Editing this and writing the change to the database didn’t seem to change anything at first, but if we restart the camsvc service, then it will toggle on/off after the service is restarted:

OK… so we have successfully replicated what the heck happens on the backend when that switch is toggled. To summarize, when the switch is flipped, the camsvc (running as system) writes the correct value (1 or 2) to the CapabilityConsentStorage database, then stamps the registry with the values (allow/deny) to show this has been turned on/off. We know how to manually do this, but now I needed a way to change this value through a script. Luckily, after feeding AI with this information and going back and forth, a script was created that identifies the logged in user, and sets the desired value.
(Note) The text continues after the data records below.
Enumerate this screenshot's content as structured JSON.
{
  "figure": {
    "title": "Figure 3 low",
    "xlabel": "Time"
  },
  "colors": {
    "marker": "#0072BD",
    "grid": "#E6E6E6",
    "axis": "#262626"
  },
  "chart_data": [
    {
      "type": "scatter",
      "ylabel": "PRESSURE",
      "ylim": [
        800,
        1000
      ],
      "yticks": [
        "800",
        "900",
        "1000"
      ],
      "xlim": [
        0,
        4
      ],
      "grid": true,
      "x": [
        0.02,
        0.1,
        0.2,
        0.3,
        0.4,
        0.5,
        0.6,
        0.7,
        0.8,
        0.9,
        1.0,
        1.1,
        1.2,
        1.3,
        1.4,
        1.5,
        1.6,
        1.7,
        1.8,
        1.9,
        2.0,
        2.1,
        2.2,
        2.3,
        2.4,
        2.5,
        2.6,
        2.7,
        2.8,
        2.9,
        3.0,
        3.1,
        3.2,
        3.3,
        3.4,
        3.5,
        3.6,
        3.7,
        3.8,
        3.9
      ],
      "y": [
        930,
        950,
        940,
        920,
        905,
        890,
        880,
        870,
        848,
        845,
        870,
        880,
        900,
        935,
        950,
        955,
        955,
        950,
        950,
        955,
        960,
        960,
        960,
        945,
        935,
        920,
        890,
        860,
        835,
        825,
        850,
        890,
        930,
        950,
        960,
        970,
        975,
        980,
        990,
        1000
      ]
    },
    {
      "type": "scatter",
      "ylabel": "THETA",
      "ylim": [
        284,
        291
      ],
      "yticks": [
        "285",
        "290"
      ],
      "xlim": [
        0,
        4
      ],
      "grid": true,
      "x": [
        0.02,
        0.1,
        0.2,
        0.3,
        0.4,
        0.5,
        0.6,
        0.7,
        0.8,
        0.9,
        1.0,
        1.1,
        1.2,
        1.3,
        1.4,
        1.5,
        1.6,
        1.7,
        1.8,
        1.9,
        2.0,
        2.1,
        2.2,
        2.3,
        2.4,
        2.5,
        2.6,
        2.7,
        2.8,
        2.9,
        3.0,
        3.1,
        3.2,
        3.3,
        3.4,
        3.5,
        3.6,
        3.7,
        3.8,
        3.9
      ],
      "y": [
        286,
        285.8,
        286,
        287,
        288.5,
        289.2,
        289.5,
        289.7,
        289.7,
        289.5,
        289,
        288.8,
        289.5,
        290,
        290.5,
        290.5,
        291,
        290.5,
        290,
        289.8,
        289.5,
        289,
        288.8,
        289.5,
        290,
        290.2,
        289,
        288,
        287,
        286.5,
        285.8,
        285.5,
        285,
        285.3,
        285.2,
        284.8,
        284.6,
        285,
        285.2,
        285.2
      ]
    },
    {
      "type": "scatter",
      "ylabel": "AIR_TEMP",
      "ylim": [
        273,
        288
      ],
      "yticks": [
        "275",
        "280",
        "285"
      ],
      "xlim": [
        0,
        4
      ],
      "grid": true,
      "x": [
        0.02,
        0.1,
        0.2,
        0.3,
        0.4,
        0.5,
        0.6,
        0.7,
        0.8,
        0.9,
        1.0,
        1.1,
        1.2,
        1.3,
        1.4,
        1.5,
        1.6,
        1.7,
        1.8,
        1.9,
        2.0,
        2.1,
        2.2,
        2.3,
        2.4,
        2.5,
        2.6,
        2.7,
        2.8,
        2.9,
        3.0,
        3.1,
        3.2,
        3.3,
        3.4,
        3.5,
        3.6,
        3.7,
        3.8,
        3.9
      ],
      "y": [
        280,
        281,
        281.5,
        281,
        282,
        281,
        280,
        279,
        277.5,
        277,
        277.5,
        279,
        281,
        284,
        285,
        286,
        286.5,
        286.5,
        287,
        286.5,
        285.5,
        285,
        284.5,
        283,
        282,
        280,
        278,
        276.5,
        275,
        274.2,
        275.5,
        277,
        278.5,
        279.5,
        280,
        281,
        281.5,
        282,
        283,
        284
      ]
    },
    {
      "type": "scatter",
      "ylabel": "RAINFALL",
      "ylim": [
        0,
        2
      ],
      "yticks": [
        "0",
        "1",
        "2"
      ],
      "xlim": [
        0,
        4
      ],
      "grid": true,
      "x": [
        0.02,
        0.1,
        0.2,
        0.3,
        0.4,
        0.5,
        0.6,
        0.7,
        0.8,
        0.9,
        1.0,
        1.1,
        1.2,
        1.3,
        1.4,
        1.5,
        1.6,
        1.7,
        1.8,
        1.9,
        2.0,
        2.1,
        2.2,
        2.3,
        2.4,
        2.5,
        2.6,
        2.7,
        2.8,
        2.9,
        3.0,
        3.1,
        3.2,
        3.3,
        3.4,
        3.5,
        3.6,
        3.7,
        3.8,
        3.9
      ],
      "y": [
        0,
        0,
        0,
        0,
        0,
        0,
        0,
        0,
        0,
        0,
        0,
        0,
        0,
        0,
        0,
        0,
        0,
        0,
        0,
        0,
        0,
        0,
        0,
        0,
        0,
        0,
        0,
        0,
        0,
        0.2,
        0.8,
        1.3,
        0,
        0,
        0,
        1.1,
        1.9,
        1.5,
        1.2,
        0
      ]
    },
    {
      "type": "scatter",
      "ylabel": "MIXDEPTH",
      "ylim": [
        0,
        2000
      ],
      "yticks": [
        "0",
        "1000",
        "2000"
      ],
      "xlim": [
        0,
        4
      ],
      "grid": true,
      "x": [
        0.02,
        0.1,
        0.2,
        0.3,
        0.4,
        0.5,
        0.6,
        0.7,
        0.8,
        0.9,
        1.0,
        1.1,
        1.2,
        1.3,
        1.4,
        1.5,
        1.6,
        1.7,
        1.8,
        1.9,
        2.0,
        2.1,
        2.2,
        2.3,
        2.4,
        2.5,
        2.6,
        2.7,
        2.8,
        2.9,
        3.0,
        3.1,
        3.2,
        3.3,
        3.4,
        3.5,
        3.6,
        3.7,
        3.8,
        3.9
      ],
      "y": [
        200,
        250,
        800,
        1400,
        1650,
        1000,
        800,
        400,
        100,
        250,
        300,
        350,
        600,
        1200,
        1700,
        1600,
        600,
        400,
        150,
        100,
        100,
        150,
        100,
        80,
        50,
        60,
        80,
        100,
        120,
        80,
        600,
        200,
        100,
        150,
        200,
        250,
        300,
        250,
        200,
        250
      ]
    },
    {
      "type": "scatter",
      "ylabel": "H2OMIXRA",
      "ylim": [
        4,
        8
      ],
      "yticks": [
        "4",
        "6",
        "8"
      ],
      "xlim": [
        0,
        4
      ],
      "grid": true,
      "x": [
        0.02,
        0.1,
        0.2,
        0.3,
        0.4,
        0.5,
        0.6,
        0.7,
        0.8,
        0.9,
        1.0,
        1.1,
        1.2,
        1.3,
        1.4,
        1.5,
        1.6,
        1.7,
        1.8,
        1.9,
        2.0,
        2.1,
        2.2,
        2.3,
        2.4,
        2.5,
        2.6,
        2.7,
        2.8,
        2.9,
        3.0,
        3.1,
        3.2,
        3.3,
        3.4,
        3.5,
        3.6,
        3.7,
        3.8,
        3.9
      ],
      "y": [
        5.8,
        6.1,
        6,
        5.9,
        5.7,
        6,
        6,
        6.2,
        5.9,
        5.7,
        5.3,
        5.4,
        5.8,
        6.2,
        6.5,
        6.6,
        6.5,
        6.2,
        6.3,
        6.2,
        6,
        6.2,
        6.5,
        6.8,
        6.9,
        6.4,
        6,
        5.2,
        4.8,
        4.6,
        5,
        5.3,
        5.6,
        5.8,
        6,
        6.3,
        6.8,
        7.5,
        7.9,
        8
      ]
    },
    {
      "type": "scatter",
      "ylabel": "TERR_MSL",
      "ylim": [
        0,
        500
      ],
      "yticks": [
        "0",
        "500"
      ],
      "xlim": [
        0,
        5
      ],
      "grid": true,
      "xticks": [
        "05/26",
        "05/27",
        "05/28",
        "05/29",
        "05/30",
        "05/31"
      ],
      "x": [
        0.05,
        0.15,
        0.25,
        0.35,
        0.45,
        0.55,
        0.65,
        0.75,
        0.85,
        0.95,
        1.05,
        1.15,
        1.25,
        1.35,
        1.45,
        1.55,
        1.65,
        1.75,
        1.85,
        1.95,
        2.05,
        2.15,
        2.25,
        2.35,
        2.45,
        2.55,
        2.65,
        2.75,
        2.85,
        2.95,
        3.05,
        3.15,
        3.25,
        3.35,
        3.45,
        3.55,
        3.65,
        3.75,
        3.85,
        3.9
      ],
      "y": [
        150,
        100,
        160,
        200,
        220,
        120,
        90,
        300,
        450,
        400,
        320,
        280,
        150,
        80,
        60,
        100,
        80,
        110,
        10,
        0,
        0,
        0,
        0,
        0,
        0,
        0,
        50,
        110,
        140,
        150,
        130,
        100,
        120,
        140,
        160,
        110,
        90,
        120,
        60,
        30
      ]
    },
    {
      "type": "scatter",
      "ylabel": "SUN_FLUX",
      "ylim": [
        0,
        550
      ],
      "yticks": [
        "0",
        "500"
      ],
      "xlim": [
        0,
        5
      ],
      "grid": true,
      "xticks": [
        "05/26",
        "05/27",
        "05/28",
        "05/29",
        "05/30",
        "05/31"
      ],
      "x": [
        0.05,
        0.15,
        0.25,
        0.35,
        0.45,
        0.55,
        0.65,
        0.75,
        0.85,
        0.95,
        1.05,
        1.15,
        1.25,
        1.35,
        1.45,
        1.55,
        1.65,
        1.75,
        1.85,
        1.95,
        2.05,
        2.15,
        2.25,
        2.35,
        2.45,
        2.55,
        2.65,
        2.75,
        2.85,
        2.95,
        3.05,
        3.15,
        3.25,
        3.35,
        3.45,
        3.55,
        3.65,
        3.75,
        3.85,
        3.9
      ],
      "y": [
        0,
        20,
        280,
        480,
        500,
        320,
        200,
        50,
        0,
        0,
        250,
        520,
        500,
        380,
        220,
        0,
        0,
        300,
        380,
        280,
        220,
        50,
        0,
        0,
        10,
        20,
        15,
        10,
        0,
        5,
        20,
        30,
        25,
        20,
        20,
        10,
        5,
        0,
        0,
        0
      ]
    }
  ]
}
How you deploy it, is up to you, you could use a remediation, a scheduled task, or a platform script.
Scripts are linked below. You can combine them into a single script, or maintain separate scripts for enabling location services, and then enabling apps to access location, which will allow the user to be in control. I personally have them both assigned a remediation and platform scripts.
Enable Location Services Detection/Remediation – run as system and assign to devices.
Enable Let Apps Access your Location Detection/Remediation – run as system and assign to users.
Hopefully some future policy updates will make this easier.